Sur le blog de Jeanne Smits du 17 juin 2012:

 

Organisé par le département du Développement international du gouvernement britannique (DFID) et la Fondation Bill & Melinda Gates, un sommet international de très grande envergure sur le planning familial se tiendra le 11 juillet prochain à Londres, avec l’objectif d’injecter plusieurs milliards de dollars dans la diffusion mondiale de la contraception et de promouvoir une politique « globale » du planning familial. Le directeur exécutif du Fonds des nations unies pour la population (FNUAP), Babatunde Osotimehin, a décrit les propositions qui seront avancées lors du sommet comme « transformationnelles », en « changeant le cours de la vie des femmes ».

Au moins c’est clair : il s’agit de transformer la société au niveau mondial. De la révolutionner.
La première ambition du sommet est de fournir des contraceptifs, et notamment des contraceptifs réversibles de longue durée, à 120 millions de femmes dans le monde d’ici à 2020, pour un coût estimé de 4 milliards de dollars. Une urgence, estiment les organisateurs du sommet, alors que 250 millions de femmes à travers le monde n’ont pas accès à l’information et au contraceptifs dont elles ont besoin pour planifier leur famille. Il s’agit de donner une nouvelle impulsion à des programmes dont le financement international est en baisse depuis une quinzaine d’années.
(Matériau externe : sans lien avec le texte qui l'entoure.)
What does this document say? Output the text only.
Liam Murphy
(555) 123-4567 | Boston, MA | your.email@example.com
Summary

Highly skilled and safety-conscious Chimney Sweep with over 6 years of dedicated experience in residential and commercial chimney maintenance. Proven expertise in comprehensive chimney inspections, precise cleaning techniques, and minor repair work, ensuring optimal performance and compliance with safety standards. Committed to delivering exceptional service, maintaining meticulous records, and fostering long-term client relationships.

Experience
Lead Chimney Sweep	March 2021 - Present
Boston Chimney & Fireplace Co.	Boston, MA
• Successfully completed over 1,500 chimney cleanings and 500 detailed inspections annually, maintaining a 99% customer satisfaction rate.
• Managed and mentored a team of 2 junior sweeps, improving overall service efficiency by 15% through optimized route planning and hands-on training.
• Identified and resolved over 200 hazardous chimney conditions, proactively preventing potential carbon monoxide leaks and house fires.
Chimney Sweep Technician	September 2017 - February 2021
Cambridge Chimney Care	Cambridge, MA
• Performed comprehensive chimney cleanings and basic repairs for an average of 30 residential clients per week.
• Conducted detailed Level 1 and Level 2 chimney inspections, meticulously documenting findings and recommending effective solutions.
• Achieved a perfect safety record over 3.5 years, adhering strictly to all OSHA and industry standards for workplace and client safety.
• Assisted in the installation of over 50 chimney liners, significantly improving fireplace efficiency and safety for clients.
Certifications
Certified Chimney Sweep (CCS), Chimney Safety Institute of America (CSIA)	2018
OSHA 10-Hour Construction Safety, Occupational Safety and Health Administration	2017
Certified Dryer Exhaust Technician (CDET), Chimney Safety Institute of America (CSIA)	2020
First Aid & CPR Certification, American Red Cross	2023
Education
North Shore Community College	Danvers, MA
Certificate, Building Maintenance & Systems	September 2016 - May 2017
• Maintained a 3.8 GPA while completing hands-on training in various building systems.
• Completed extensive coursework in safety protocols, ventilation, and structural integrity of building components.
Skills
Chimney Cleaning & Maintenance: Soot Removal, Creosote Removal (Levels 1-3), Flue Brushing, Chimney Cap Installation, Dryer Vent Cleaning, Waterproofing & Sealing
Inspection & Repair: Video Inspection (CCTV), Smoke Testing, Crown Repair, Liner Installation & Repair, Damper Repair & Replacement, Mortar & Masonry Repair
Les 120 millions de femmes visées vivent dans 69 pays parmi les plus pauves du monde, dont les budgets santé seront mis à contribution pour couvrir une grande partie des frais, le reste devant être donné par la Fondation Gates, DFID et d’autres pays. Sachant que seuls 20 à 25 pays seront représentés à Londres on comprend que cette « politique globale » ne relève pas précisément de la politique démocratique…

Dans le document de présentation du sommet rendu public en avril dernier, les organisateurs soulignent que l’événement aboutira à un engagement sans précédent sur les plans de la politique et des ressources, au nom de la lutte contre la mortalité maternelle et infantile puisque les femmes qui ne donnent pas le jour et les enfants non conçus ne meurent pas des complications de la grossesse ni de maladies précoces… Fallait y penser.

Si les sommes à débloquer sont colossales on peut en attendre un joli retour sur investissements, ajoute le document préparatoire :

« A mesure que les taux de fécondité chutent, la pression se détend sur les services de santé, d’éduction, de l’eau, de l’assainissement ainsi que les services sociaux, et devient moins forte sur les ressources naturelles rares dans les pays concernés. On estime que chaque $ US dépensé en services de planning familial a un rendement estimé d’entre 2 et 6 $ en économies de dépenses futures dans le secteur social en Afrique sub-saharienne, un rendement qui peut atteindre 13 $ en Asie du Sud. »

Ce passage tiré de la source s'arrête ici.